The Centaurs play in one of the toughest volleyball leagues in the nation. Mira Costa is ranked No. 3 in the nation and Redondo Union is in the top 20 in the nation. All of the schools in the Bay league except Culver City are located near the beach and most of the kids at those schools grow up playing beach volleyball.

"Knowing that we are playing some of the best teams in the nation is fun for some kids, but it can also be frustrating for others," said longtime Culver City boys coach Joe Manzo. "As a coach all we can do is find the right goals to achieve for our team and players.

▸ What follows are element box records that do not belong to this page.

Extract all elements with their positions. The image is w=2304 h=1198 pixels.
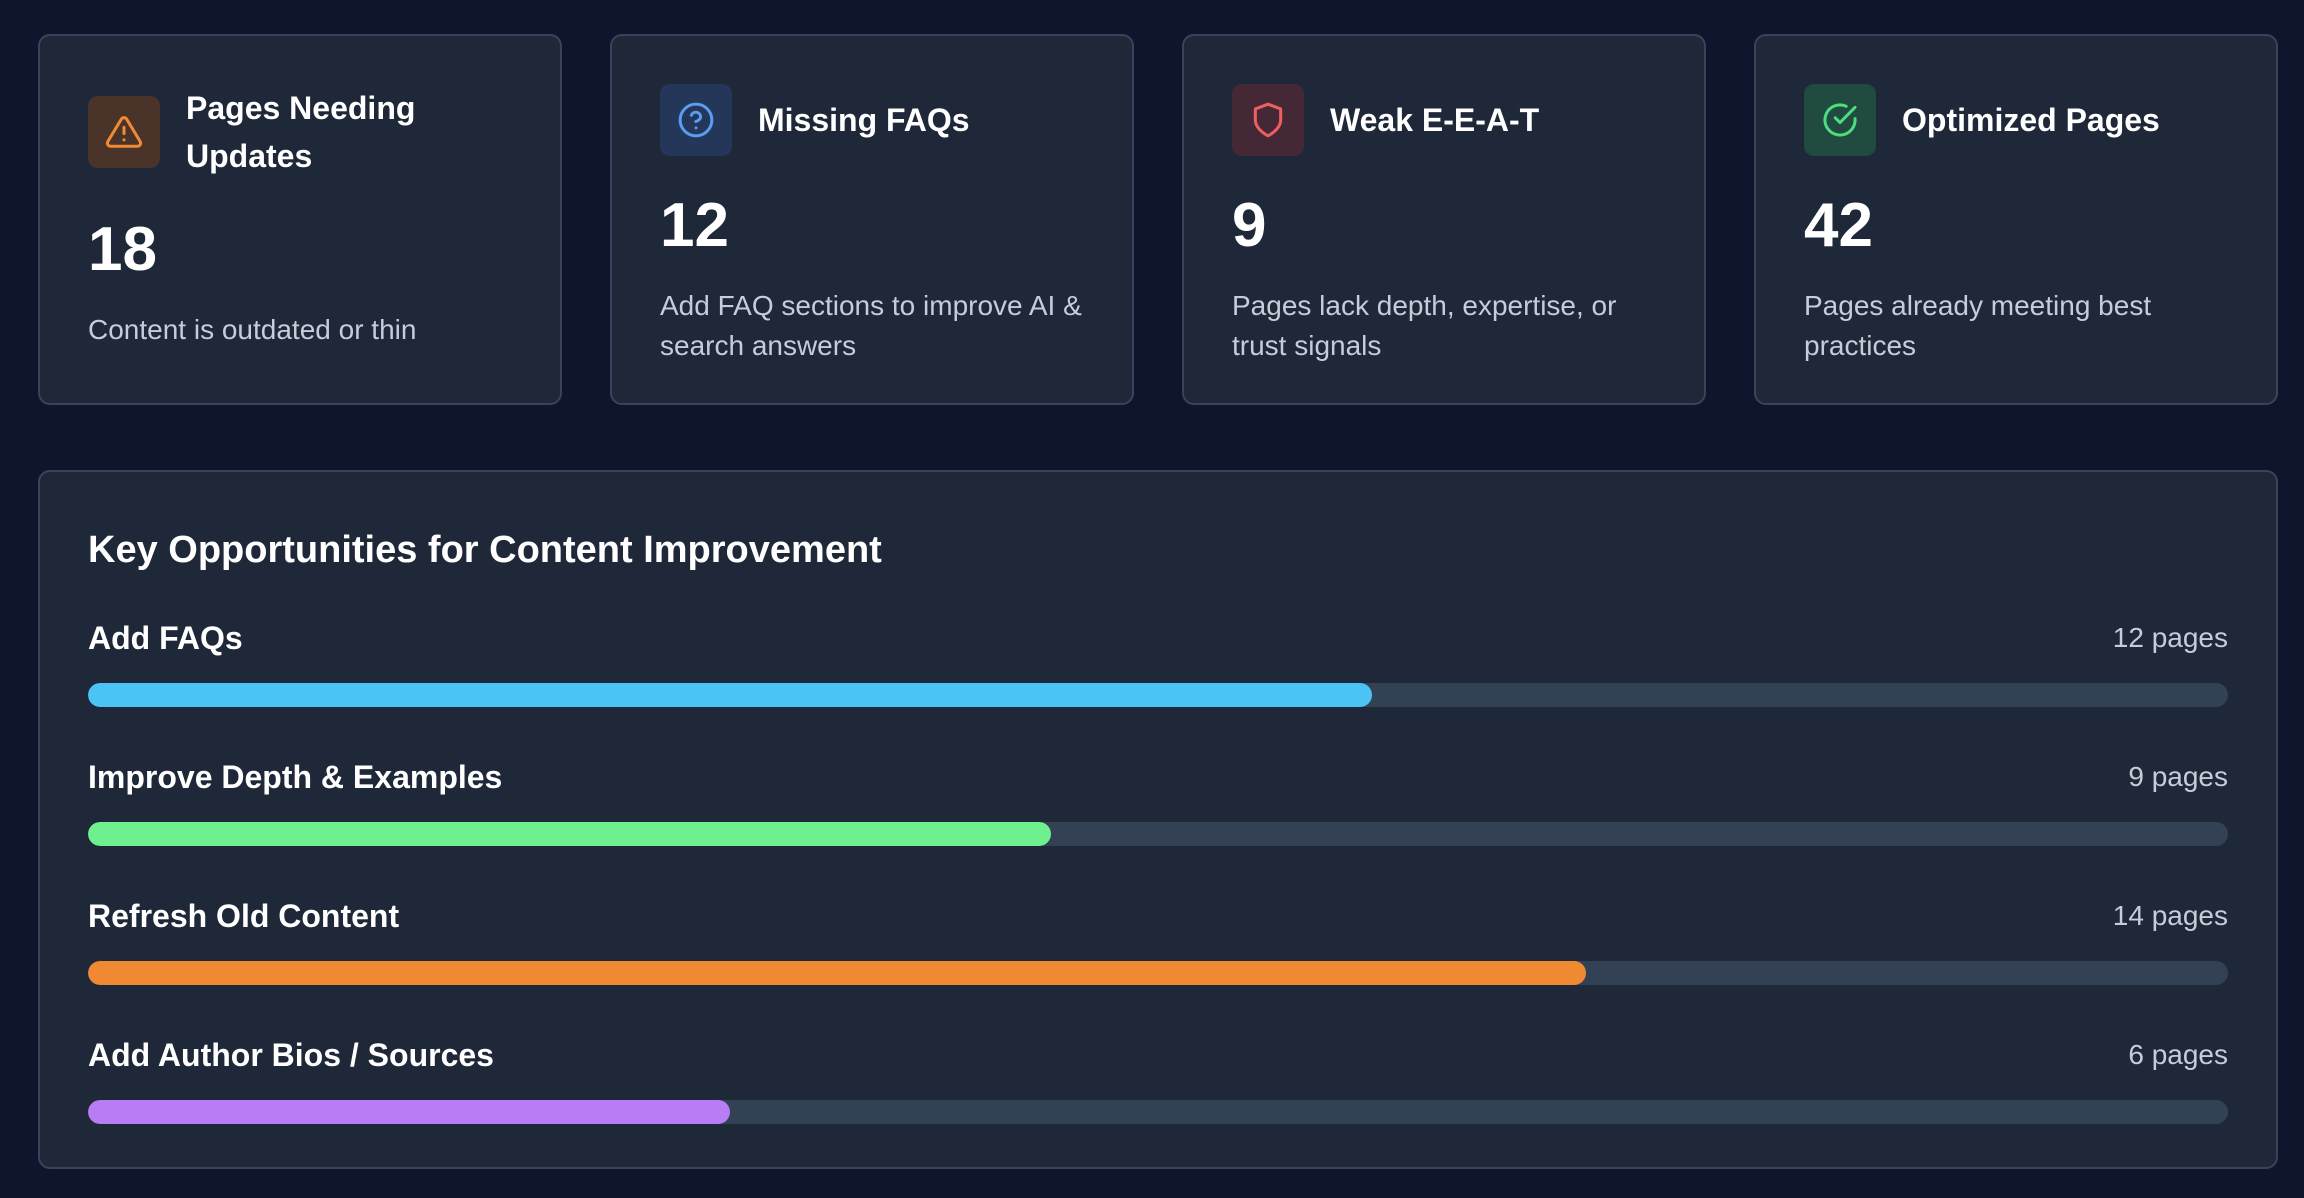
opportunity-count: 14 pages (2112, 900, 2228, 931)
progress-track (88, 961, 2228, 985)
progress-fill (88, 822, 1051, 846)
stat-description: Content is outdated or thin (88, 314, 417, 345)
opportunity-add-faqs[interactable]: Add FAQs 12 pages (88, 618, 2228, 707)
stat-description: Pages lack depth, expertise, or trust si… (1232, 290, 1617, 361)
opportunity-refresh-content[interactable]: Refresh Old Content 14 pages (88, 896, 2228, 985)
panel-title: Key Opportunities for Content Improvemen… (88, 529, 882, 571)
stat-title: Pages Needing Updates (186, 90, 416, 174)
stat-card-weak-eeat[interactable]: Weak E-E-A-T 9 Pages lack depth, experti… (1182, 34, 1706, 405)
check-circle-icon (1804, 84, 1876, 156)
warning-triangle-icon (88, 96, 160, 168)
stat-value: 12 (660, 191, 729, 260)
question-circle-icon (660, 84, 732, 156)
stat-card-missing-faqs[interactable]: Missing FAQs 12 Add FAQ sections to impr… (610, 34, 1134, 405)
progress-fill (88, 683, 1372, 707)
opportunity-improve-depth[interactable]: Improve Depth & Examples 9 pages (88, 757, 2228, 846)
progress-track (88, 1100, 2228, 1124)
opportunity-author-bios[interactable]: Add Author Bios / Sources 6 pages (88, 1035, 2228, 1124)
stat-card-optimized-pages[interactable]: Optimized Pages 42 Pages already meeting… (1754, 34, 2278, 405)
stat-value: 42 (1804, 191, 1873, 260)
opportunity-count: 9 pages (2128, 761, 2228, 792)
opportunity-label: Improve Depth & Examples (88, 758, 503, 795)
stat-card-pages-needing-updates[interactable]: Pages Needing Updates 18 Content is outd… (38, 34, 562, 405)
progress-track (88, 683, 2228, 707)
stats-cards: Pages Needing Updates 18 Content is outd… (38, 34, 2278, 405)
stat-value: 9 (1232, 191, 1267, 260)
opportunity-list: Add FAQs 12 pages Improve Depth & Exampl… (88, 618, 2228, 1124)
opportunity-label: Refresh Old Content (88, 897, 400, 934)
progress-fill (88, 1100, 730, 1124)
stat-description: Add FAQ sections to improve AI & search … (660, 290, 1082, 361)
progress-track (88, 822, 2228, 846)
stat-title: Missing FAQs (758, 102, 970, 138)
opportunity-count: 6 pages (2128, 1039, 2228, 1070)
opportunity-label: Add Author Bios / Sources (88, 1036, 494, 1073)
progress-fill (88, 961, 1586, 985)
shield-icon (1232, 84, 1304, 156)
stat-title: Optimized Pages (1902, 102, 2160, 138)
opportunities-panel: Key Opportunities for Content Improvemen… (38, 470, 2278, 1169)
opportunity-count: 12 pages (2112, 622, 2228, 653)
opportunity-label: Add FAQs (88, 619, 243, 656)
stat-description: Pages already meeting best practices (1804, 290, 2152, 361)
stat-value: 18 (88, 215, 157, 284)
stat-title: Weak E-E-A-T (1330, 102, 1540, 138)
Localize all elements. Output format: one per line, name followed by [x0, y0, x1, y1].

We go into these tough matches knowing that we are going to give our best. We try as hard as we can."

This year Manzo is seeing progress in the younger players in the program. "The improvement in our program is coming from our freshmen and sophomores and the Junior Varsity programs. It's wonderful to see kids like Henry (Brownlow) come into the program as 10th graders and get better every year. He just loves the game."

Another Centaur player who really loves the game of volleyball is junior, Kenji Toombs. Toombs is the only true volleyball player on the varsity team. His father played volleyball at Mira Costa and Toombs has played on club teams. "He has been a blessing for the program because he is teaching his friends how to play volleyball," said Manzo.

George Laase (FSG)

Culver City high school boys volleyball player Kenji Toombs gets ready to deliver a powerful serve.

Toombs sees some improvement in the Centaur program, but he also knows that there is a lot of work to be done. "We have a lot of progress to be made and there is a lot of progress that has been made," said Toombs, who is three varsity player. "This is the first year for a lot of the players on the varsity team so it's a lot of fun for me to be playing with some of my friends. Last year there were a lot of seniors on the team."

The Centaurs will host The Annual Culver City Invitational Volleyball Tournament on Saturday, April 13 beginning at 8 a.m. inside the gym. "The tournament is basically how we measure ourselves during the season. The last few years we have performed well in the tournament and this year our goal is to win it all," said Manzo.